Artan döviz kuru yüksek oranda ithalata dayalı enerji sektöründe büyük bir sıkışma yaratıyor. Petrol ve akaryakıtta neredeyse tamamen dışa bağımlı olan Türkiye'de akaryakıt fiyatları durmadan zamlanıyor. Özellikle mazot fiyatlarındaki artış taşımacılığı doğrudan etkilediğinden pek çok üründe fiyat artışına neden oluyor.

Akaryakıtın fiyatı nasıl belirleniyor?

Tamamen özelleştirilmiş ve piyasalaştırılmış olan petrol ve akaryakıt sektöründe 2005 yılından beri serbest fiyatlandırma sistemi uygulanıyor. Buna göre akaryakıt dağıtım şirketleri fiyat belirlemekte serbest. Akaryakıt ilk olarak rafineriden geçiyor ve rafineri fiyatına özel tüketim vergisi (ÖTV) ve Enerji Piyasası Düzenleme Kurumu (EPDK) payı ekleniyor. Rafineriden çıkan yakıt dağıtıcıya gidiyor ve burada dağıtıcı depo satış fiyatını belirliyor. Depodan akaryakıtı alan bayi de pompa fiyatını oluşturuyor.

Kısaca bir benzin istasyonundan aldığınız yakıtta en az üç şirketin kârı, yüklü bir ÖTV ve piyasanın düzenlenmesinden sorumlu EPDK’nın payı bulunuyor.

Eşel Mobil Sistem Nedir?

Eşel mobil kelimesi aslında Fransızca “échelle mobile” (hareketli ölçek) teriminin dilimize geçişiyle kullanılmaya başlandı. Fiyat veya ücret belirmesinde hareketli bir ölçeği ifade ediyor. Akaryakıt sektöründe ise döviz kurundaki dalgalanmadan akaryakıt pompa fiyatlarının etkilenmemesi için iniş çıkışların ÖTV’den karşılanması anlamına geliyor. Ancak sürekli artan döviz kuru akaryakıttaki ÖTV payını artık tüketti. Benzin, motorin ve LPG’de artık dövizdeki her artış doğrudan pompa fiyatına yansıyacak. Bu sene eşel mobil uygulaması nedeniyle 45 milyar liradan fazla vergiden feragat edildiği hesaplanıyor.
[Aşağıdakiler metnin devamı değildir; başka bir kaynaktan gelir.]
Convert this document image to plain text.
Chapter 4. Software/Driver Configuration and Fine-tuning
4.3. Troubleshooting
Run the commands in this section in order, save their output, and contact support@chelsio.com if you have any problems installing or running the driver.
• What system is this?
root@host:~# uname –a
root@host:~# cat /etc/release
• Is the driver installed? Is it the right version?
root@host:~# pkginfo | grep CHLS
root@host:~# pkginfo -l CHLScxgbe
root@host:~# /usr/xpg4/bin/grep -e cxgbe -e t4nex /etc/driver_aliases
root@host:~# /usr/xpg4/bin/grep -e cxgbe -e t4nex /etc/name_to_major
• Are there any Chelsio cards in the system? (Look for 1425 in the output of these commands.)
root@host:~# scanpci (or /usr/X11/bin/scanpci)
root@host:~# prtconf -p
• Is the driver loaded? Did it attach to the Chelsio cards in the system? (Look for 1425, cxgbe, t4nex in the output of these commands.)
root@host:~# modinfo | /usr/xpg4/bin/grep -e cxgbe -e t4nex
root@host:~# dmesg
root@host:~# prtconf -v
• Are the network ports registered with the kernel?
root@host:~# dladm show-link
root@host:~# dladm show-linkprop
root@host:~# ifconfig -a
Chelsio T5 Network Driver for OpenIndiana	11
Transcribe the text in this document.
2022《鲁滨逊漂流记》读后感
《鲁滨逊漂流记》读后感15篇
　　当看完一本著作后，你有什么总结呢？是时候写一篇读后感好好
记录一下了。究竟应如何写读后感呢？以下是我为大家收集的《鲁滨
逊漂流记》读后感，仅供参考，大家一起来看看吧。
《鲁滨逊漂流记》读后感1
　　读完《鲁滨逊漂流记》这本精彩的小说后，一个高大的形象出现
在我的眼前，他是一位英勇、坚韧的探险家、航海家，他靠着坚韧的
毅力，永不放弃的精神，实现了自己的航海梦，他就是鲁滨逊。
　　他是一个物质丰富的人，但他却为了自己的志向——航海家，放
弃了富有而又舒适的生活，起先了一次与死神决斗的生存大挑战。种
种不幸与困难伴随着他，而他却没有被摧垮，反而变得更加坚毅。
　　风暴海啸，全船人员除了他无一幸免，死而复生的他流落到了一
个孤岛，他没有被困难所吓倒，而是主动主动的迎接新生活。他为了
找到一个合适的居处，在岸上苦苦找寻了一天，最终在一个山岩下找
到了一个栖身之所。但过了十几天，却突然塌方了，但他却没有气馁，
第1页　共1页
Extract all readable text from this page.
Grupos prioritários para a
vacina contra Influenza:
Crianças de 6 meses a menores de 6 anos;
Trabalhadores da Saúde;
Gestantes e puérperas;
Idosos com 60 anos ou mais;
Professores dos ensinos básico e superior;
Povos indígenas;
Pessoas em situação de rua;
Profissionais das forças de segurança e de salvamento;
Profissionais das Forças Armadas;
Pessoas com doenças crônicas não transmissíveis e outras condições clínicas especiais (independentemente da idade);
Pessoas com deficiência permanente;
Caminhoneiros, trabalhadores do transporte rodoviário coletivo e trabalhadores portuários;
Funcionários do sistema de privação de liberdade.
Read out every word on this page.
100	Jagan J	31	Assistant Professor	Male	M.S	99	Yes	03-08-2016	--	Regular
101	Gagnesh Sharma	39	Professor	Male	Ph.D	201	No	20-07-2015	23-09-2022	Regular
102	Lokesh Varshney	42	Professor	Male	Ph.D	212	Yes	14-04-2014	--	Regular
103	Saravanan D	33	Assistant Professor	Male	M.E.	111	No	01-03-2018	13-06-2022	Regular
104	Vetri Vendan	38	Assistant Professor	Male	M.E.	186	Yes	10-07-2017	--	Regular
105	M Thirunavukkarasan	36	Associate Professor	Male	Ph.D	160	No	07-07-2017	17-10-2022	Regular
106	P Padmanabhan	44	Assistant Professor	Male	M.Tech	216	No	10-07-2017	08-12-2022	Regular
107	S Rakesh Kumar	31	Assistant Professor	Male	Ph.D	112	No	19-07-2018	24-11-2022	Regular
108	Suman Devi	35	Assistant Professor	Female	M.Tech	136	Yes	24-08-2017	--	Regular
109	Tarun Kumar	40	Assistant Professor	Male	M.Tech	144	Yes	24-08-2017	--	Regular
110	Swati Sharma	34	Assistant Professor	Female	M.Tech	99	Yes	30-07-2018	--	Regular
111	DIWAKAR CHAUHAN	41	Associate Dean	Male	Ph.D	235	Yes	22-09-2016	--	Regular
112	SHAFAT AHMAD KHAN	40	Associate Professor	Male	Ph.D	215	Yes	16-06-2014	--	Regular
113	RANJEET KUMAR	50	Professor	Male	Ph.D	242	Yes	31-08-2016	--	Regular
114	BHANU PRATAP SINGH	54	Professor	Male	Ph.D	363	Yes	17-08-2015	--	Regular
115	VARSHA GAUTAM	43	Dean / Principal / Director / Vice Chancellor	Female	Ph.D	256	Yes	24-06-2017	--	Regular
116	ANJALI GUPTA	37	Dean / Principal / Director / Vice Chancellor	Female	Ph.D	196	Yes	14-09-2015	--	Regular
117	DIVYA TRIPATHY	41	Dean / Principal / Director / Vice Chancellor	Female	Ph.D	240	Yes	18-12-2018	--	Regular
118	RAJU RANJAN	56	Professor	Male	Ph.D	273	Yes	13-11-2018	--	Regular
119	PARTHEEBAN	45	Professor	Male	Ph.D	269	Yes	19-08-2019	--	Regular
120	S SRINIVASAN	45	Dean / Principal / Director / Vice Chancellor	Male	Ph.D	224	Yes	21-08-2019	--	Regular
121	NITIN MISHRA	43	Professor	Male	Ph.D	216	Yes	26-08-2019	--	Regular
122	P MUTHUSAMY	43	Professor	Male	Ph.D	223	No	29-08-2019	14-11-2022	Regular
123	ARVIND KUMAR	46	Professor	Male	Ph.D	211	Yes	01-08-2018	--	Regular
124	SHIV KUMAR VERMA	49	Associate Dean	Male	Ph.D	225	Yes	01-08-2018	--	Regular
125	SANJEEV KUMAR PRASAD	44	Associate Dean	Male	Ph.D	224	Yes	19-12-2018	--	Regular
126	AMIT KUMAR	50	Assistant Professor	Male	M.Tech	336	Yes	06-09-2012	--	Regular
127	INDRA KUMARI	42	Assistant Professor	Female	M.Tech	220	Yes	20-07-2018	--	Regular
Petrol patronları yabancı değil

Hükümetin sıfır ÖTV uygulamasından vazgeçmesi durumunda ise akaryakıt fiyatlarının 10 lirayı geçmesi kaçınılmaz görünüyor. Bu durumda ilk akla gelen soru: AKP hükümeti fahiş miktarda vergiden feragat ederken patronlar kârlarından hiç feragat ediyor mu?

EPDK’nın 2020 raporuna göre petrol ithalatında en büyük pay yüzde 55 ile 2006’da skandal bir özelleştirme ile Koç Holding'e satılan TÜPRAŞ’ın. İkinci en büyük pay ise yüzde 25 ile Azeri SOCAR firmasına ait Star Rafineri'nin. Bu iki büyük devi yüzde 5’lik paylarıyla Koç ortaklığındaki Opet, İtalyan Vitol firmasının Petrol Ofisi ve Shell & Turcas oluşturuyor. Akaryakıt istasyonlarında ise en büyük pay sırayla Petrol Ofisi, Opet, Shell&Turcas ve BP’ye ait.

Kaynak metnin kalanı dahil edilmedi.